Presentation information

Oral

IAG Symposia » G02. Static gravity field

[G02-5] Altimetry and marine geoid

Tue. Aug 1, 2017 1:30 PM - 3:00 PM Room 502 (Kobe International Conference Center 5F, Room 502)

Chairs: Xiaoli Deng (University of Newcastle) , Per Knudsen (Technical University of Denmark)

1:45 PM - 2:00 PM

[G02-5-02] Geomed2: gravimetric versus combined geoid model

Sean Bruinsma1, 2, Sylvain Bonvalot2, Franck Reinquin1,2, Lucia Seoane2 (1.CNES-Space Geodesy, Toulouse, France, 2.OMP/GET, Toulouse, France)

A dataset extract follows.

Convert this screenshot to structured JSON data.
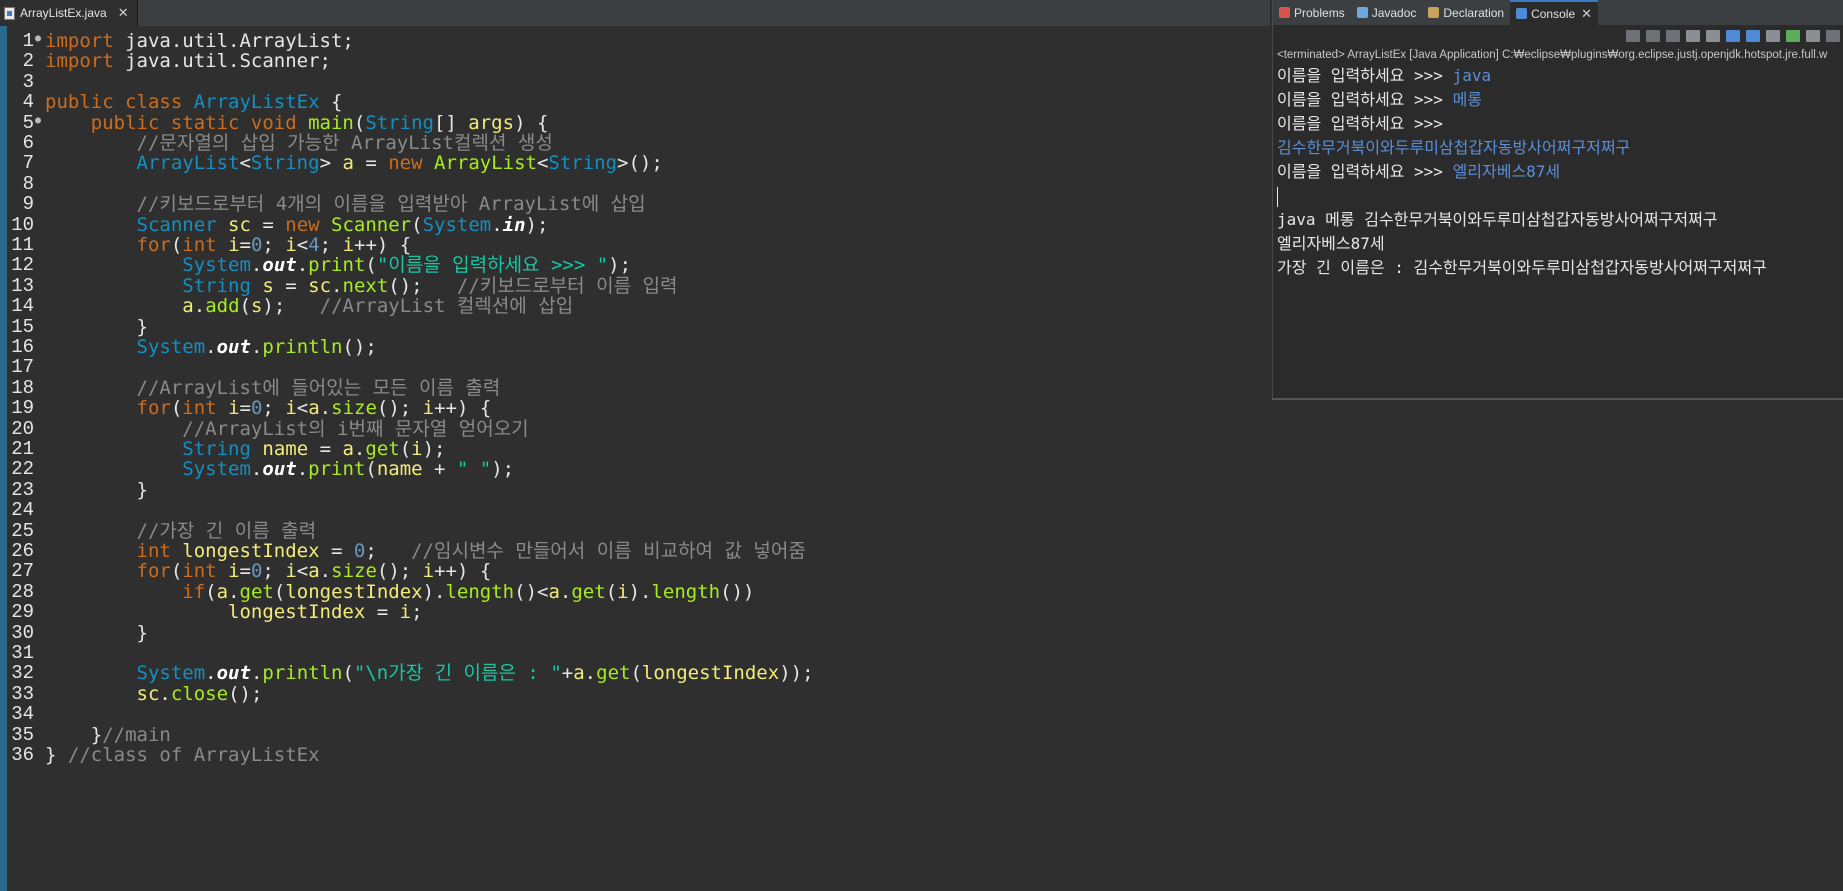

Computation of the geoid of the Mediterranean Sea is challenging due to the combination of poor marine gravity data coverage and their non-homogeneous quality with gravity and geoid slopes that reach significant values with high variability. The GEOMED 2 project aims at the determination of a high-accuracy and resolution marine geoid model based on the availability of improved models for gravity, thanks to GRACE and GOCE in particular, for land topography and bathymetry, and the compilation of a cleaned-up gravity database of the Mediterranean area based on BGI and SHOM data. GEOMED 2 uses land and marine gravity data, the latest satellite-only and combined GOCE/GRACE based Global Geopotential Models and a combination of MISTRALS, EMODnet and SRTM/bathymetry terrain models in the geoid computation. Marine gravity data is not available for large parts of the Mediterranean and consequently a gravimetric geoid solution will be significantly less accurate there. Gravity inferred from altimetry data, or a mean sea surface corrected for mean dynamic topography, can be used to fill the gaps. However, ocean dynamic signal always contaminates the derived gravity or synthetic geoid, which is why a gravimetric solution is preferred.
The effect on the geoid solution of using several altimeter-based models, such as DTU10, DTU13 and DTU16 gravity and mean sea surface, a new DTU model for the Mediterranean, as well as the CNES-CLS15 mean sea surface, in weighted combinations with the gravimetric data will be evaluated and quantified. To that purpose, test models will be constructed and compared to the gravimetric geoid solution. The (localized) uncertainty due to the data gaps, and the subsequent uncertainty in the ocean mean dynamic topography and geostrophic currents, can be estimated via the results of all comparisons. The processing methodology is based on the remove-compute-restore method and the fast collocation method has been used to construct all test models.